Tourguides stehen bereit, die Festivalbesucher auf ihrem eigenen Bike oder einem ladenneuen Vorführer in die atemberaubende Bergwelt rund um Groß-venediger, Wildkogel sowie Großglockner zu entführen. Bis tief in die Nacht tönt Rock und Pop von der Showbühne, die mitten im Zentrum direkt vor der Pfarr-kirche von Neukirchen aufgebaut ist. Ein Motorradcorso von Down- nach Uptown und die Wahl der schönsten Triumph des Treffens runden das Programm ab.
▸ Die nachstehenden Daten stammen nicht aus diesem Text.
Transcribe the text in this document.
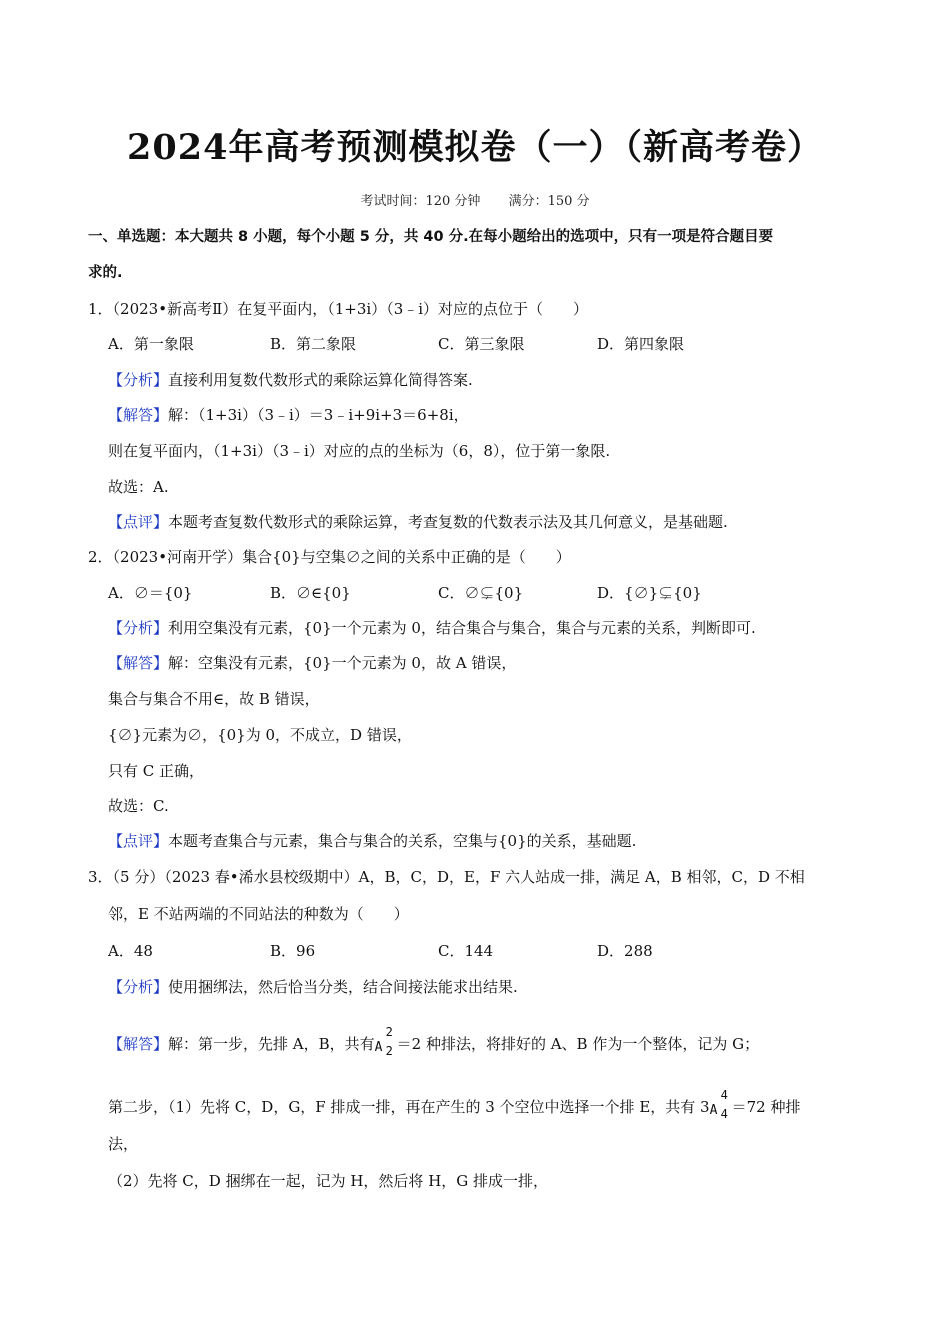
2024年高考预测模拟卷（一）（新高考卷）
考试时间：120 分钟 满分：150 分
一、单选题：本大题共 8 小题，每个小题 5 分，共 40 分.在每小题给出的选项中，只有一项是符合题目要
求的.
1．（2023•新高考Ⅱ）在复平面内，（1+3i）（3﹣i）对应的点位于（　　）
A．第一象限	B．第二象限	C．第三象限	D．第四象限
【分析】直接利用复数代数形式的乘除运算化简得答案.
【解答】解：（1+3i）（3﹣i）＝3﹣i+9i+3＝6+8i，
则在复平面内，（1+3i）（3﹣i）对应的点的坐标为（6，8），位于第一象限.
故选：A.
【点评】本题考查复数代数形式的乘除运算，考查复数的代数表示法及其几何意义，是基础题.
2．（2023•河南开学）集合{0}与空集∅之间的关系中正确的是（　　）
A．∅＝{0}	B．∅∈{0}	C．∅⊊{0}	D．{∅}⊊{0}
【分析】利用空集没有元素，{0}一个元素为 0，结合集合与集合，集合与元素的关系，判断即可.
【解答】解：空集没有元素，{0}一个元素为 0，故 A 错误，
集合与集合不用∈，故 B 错误，
{∅}元素为∅，{0}为 0，不成立，D 错误，
只有 C 正确，
故选：C.
【点评】本题考查集合与元素，集合与集合的关系，空集与{0}的关系，基础题.
3．（5 分）（2023 春•浠水县校级期中）A，B，C，D，E，F 六人站成一排，满足 A，B 相邻，C，D 不相
邻，E 不站两端的不同站法的种数为（　　）
A．48	B．96	C．144	D．288
【分析】使用捆绑法，然后恰当分类，结合间接法能求出结果.
【解答】解：第一步，先排 A，B，共有 A
2
2 ＝2 种排法，将排好的 A、B 作为一个整体，记为 G；
第二步，（1）先将 C，D，G，F 排成一排，再在产生的 3 个空位中选择一个排 E，共有 3 A
4
4 ＝72 种排
法，
（2）先将 C，D 捆绑在一起，记为 H，然后将 H，G 排成一排，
Am Sonntagnachmittag zurren wir die Packtaschen fest, sagen der freundlichen Wirtin „Good bye“ und rollen mit vielen anderen Triumphs aus Newchurch heraus. An der Zahlstelle vom Gerlos-Pass geben die vereinigten Triples ein letztes Ständchen, dann rollt jede ihren eigenen Kurs. Als wir das Treffen mit fantastischem Fernblick auf der Zillertaler Höhenstraße ausklingen lassen, gröhlt eine Horde Boxer an uns vorbei. Und damit ist alles beim Alten: Die Bayern haben wieder die Macht in den Alpen übernommen.